The economic impact is clear. Homestay owners are adding to household incomes. Drivers and guides have more consistent work. Musicians now perform for visitors who travel specifically for festivals and gigs. Artisans sell handwoven textiles and crafts directly to travellers. Café owners, food entrepreneurs and independent curators are finding new markets. In several parts of the Northeast, tourism is tied to aspiration, especially among young people looking for alternatives to leaving the region for work.

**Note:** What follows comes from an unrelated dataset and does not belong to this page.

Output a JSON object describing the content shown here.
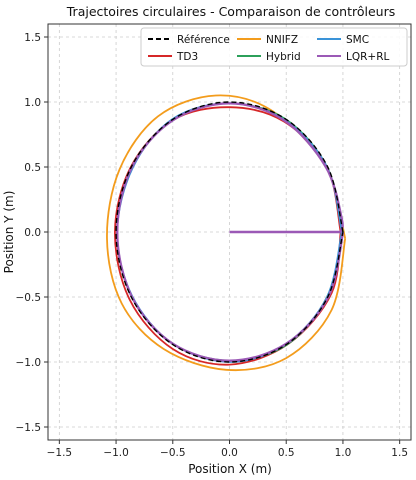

Connectivity will deepen these changes. The Bairabi-Sairang railway line in Mizoram marks an important moment for a state long seen as difficult to access. The 51.38-km broad-gauge project, inaugurated by PM Narendra Modi in September 2025, connects Aizawl to the national railway network via Sairang. A rail link changes not just mobility, but imagination. It makes Mizoram easier to place on a travel map and opens up new possibilities around Aizawl and beyond. It also raises questions. Is infrastructure ready for increased visitor flows? How will tourism grow in ways that remain sensitive to local ecology and culture?

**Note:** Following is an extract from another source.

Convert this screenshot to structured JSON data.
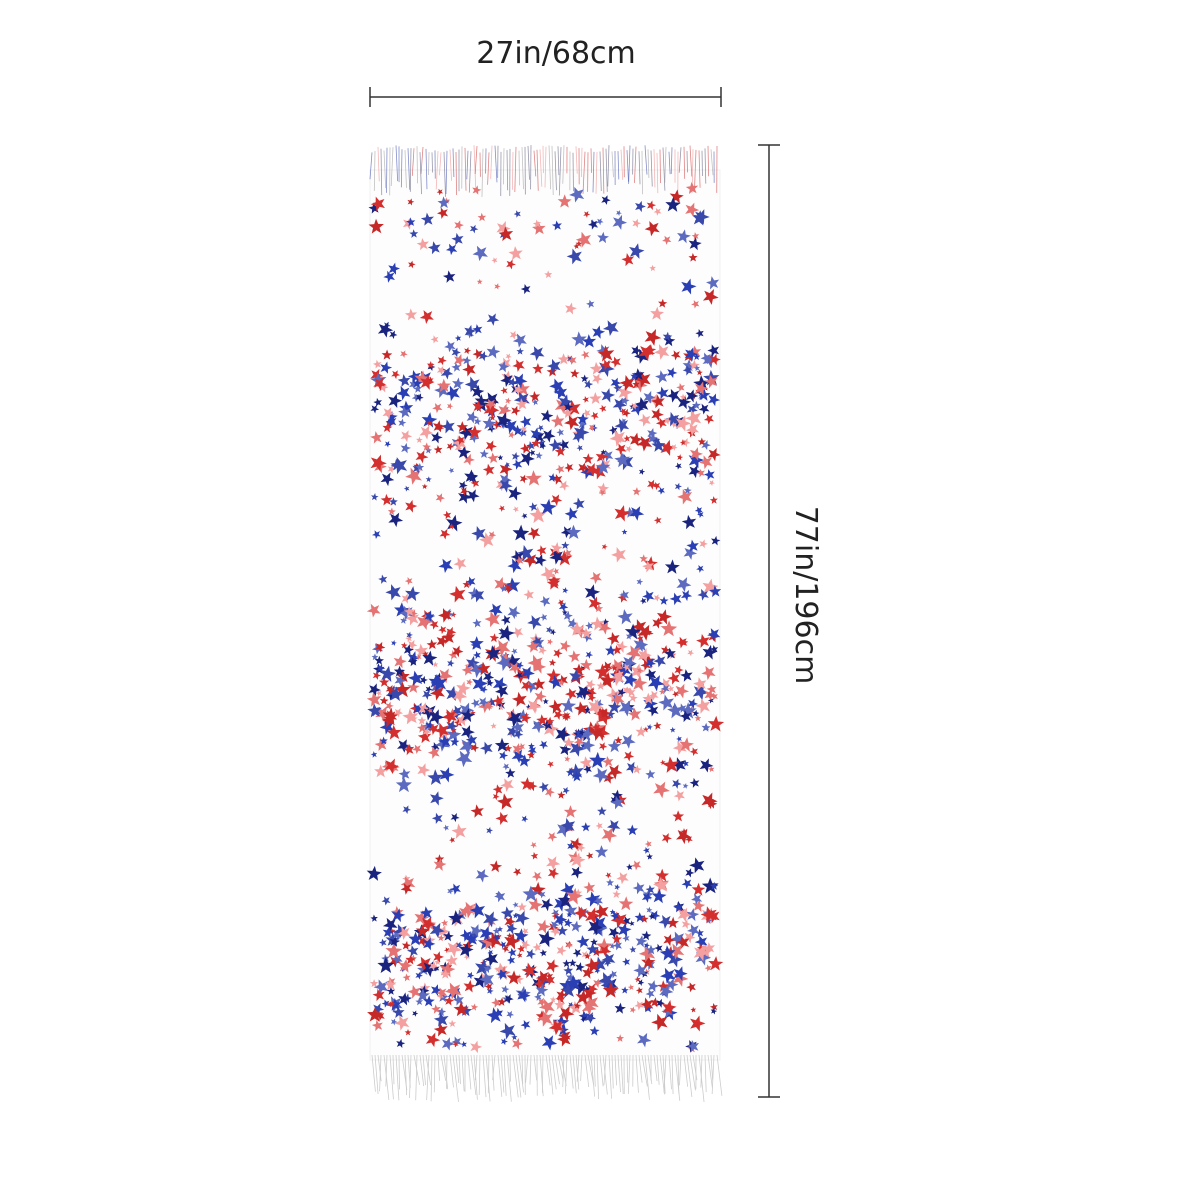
{
  "width_label": "27in/68cm",
  "height_label": "77in/196cm"
}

More attention has brought new concerns. Shillong regularly faces severe traffic congestion during holiday seasons. Sohra, or Cherrapunji, is seeing pressure from crowding, construction and waste around popular viewpoints. Dawki, once known for its clear river, struggles with seasonal surges. Ziro comes under strain during festival periods, when visitor numbers exceed the valley's capacity to comfortably accommodate them. Tawang faces overcrowding during peak travel months. Kaziranga must balance wildlife conservation with tourism infrastructure. Parts of Sikkim are also dealing with waste, water stress and over-construction.
This is not an argument against tourism. The question is how destinations can welcome travellers without being overwhelmed by them. Can tourism remain community-led rather than extractive? Can carrying capacity be incorporated into planning before damage becomes difficult to reverse? Can local communities retain control over how their landscapes are experienced and marketed?
The question is how destinations can welcome travellers without overwhelming them. Can tourism be community-led rather than extractive?
There is another question beneath all this movement. People are travelling to the Northeast not only for landscapes, but increasingly for its music, food, cultures, literature and ways of life. That curiosity matters because, for decades, the region was often reduced to stereotypes or viewed through a narrow mainland lens.
At the same time, incidents like the recent racial abuse reported in Delhi’s Malviya Nagar, or the killing of Anjel Chakma, a 24-year-old from Tripura who was reportedly attacked on racial grounds last year, remind us how uneven understanding still remains. Which brings us back to travel itself. Are travellers arriving only to see and consume the Northeast as another destination, or are they beginning to engage with its histories, identities and people?
Perhaps the region is no longer being viewed as distant. There is, slowly, a greater willingness to listen, ask questions and look beyond the standard image. People from the region are also telling their own stories through music, food, festivals, homestays and conversations shared across tables.
Maybe that is what this change really is: not just from margin to map, but from being spoken about to speaking for ourselves.
The challenge now is to ensure that this new attention does not flatten the Northeast into another checklist.